We’ve only dealt with ways girls become like their mothers—so whether sons become like their mothers or look for a girl like (or unlike) dear old mom is a subject for another blog—someday. Maybe.

These are the last dozen of our signs that you are becoming your mother. Who knows—maybe we’ll come up with more one day. It’s been fun. We’ve enjoyed your comments—but don’t worry—we’re cooking up something new for Mondays!

70) Your kids birthdays make you feel older than your own.

71) The cute little smile lines at the corners of your mouth get longer. And they don't go away when you're not smiling.

72) You see a photo of your mother as a young woman, look past the funny clothes and hairdos, see the same sassy expression, the gleam in her eyes, you had at that age and wonder what she was thinking.

73) You see a photo of your mother as a young woman and realize she had more style than you do.

74) You realize that 4am bathroom trips are not optional.

75) You go into a room and scout out the high, straight-back chair so you don't have to scuffle to get out of the low-slung, cushy sofa.
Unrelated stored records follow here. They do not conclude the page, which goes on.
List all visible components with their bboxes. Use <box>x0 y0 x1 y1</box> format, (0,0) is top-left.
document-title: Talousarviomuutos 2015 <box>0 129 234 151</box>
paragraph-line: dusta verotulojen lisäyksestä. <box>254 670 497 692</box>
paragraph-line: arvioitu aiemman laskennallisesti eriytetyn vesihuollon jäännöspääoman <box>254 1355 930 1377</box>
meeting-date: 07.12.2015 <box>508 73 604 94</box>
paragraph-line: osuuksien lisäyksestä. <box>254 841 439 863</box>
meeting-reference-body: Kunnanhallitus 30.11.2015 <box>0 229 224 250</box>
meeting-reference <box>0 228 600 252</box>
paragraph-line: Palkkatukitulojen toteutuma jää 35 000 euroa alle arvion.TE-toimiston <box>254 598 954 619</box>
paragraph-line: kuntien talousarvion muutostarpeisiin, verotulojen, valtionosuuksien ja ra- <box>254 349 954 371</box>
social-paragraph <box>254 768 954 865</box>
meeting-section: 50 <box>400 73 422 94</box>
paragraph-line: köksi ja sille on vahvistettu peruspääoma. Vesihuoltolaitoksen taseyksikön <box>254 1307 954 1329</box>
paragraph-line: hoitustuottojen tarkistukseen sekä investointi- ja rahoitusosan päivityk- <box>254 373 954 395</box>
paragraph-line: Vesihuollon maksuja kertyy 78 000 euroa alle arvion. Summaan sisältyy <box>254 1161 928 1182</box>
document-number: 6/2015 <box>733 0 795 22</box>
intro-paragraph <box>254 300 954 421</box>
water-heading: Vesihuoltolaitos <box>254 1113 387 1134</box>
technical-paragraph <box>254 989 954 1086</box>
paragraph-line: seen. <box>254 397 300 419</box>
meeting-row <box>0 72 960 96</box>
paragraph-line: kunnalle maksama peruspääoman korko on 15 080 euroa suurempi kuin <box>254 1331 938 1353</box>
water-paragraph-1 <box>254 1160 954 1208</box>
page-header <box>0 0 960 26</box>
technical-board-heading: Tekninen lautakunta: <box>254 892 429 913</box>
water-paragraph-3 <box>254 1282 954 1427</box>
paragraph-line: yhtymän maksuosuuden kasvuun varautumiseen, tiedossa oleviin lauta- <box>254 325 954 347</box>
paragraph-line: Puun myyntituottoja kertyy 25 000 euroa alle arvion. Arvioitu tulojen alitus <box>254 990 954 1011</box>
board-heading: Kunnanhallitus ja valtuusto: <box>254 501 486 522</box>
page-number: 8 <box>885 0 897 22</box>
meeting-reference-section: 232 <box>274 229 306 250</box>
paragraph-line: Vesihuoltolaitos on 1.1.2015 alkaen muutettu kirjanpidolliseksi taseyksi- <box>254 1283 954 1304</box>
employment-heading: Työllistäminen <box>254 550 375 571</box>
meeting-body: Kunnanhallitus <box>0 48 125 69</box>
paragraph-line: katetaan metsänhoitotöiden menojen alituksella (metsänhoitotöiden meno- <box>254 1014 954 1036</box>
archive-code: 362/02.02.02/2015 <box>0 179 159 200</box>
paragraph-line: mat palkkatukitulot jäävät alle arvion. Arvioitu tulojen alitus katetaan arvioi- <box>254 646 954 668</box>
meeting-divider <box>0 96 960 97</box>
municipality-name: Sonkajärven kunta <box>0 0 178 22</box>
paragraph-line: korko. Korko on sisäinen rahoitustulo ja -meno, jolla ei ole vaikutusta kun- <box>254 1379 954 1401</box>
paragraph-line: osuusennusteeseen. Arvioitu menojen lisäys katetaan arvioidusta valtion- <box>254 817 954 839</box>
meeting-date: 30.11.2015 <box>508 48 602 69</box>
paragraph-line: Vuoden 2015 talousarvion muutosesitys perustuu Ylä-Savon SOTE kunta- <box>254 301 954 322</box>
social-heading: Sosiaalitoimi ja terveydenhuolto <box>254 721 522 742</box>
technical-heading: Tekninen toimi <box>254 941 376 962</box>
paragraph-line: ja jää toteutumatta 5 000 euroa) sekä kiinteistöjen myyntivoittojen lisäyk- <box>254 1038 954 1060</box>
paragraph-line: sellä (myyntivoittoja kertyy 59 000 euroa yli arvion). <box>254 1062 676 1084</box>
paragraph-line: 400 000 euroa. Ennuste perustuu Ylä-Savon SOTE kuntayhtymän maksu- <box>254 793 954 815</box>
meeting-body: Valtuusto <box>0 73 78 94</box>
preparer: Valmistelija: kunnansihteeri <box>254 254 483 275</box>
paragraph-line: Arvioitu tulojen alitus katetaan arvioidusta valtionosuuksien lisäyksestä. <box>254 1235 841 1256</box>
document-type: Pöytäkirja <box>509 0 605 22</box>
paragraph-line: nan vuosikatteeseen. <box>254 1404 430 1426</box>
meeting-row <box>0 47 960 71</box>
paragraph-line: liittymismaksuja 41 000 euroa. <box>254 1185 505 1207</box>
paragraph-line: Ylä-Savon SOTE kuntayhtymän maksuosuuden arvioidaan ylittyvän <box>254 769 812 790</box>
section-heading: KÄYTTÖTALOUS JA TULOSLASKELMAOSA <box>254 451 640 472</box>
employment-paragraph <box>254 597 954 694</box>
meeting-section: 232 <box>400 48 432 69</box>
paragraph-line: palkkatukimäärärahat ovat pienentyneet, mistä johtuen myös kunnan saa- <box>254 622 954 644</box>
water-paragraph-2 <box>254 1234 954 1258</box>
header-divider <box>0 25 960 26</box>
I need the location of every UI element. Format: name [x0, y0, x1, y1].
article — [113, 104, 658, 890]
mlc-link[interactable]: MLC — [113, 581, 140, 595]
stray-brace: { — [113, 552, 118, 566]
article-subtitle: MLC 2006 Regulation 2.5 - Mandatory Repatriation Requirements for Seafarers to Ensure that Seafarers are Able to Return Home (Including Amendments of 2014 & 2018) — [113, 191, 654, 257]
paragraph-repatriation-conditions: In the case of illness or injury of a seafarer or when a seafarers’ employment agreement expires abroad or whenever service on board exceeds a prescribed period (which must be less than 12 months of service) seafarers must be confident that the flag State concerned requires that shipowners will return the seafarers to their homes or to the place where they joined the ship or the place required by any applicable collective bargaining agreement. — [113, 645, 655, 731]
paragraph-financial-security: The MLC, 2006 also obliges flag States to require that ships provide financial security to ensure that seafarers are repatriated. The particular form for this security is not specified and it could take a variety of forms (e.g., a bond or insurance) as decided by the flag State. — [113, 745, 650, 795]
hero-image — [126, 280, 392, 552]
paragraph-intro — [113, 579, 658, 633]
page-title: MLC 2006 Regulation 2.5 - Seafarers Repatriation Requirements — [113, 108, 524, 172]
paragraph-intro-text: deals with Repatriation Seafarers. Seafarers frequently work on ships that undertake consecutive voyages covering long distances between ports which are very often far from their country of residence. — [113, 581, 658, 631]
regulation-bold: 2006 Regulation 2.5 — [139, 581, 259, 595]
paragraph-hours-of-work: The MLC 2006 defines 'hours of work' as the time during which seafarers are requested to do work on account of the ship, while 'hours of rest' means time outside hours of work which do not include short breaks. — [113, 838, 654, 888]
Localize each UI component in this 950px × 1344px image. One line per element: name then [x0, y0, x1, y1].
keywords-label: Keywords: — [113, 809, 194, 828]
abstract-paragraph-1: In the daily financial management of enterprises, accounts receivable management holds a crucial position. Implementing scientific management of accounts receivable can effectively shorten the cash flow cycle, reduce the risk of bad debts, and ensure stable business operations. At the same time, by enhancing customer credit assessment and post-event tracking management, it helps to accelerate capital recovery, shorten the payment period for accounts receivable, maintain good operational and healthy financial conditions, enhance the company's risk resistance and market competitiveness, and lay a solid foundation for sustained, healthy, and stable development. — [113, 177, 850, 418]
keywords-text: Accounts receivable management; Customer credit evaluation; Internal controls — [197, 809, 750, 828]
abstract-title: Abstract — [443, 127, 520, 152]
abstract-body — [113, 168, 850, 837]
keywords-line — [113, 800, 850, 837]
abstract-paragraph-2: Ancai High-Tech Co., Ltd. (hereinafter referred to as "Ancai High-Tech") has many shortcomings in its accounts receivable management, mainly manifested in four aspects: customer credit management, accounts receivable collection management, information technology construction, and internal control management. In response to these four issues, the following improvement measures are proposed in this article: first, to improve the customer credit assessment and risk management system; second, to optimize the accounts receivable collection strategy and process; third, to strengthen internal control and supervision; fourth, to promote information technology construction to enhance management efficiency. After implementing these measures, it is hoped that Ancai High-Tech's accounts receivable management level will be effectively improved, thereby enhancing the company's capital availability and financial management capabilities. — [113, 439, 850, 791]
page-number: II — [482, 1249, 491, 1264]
76) You realize your toddler isn't the only one in your house who needs training pants.

77) Lycra and spandex are now used to suck in what you used to show off.

78) The thought of acting your age makes you shiver.

79) When the gadgets your kids take for granted still amaze you.

80) You have grown from a tiny acorn into a money tree for your own little saplings.

81) What other people think is less important than what you know.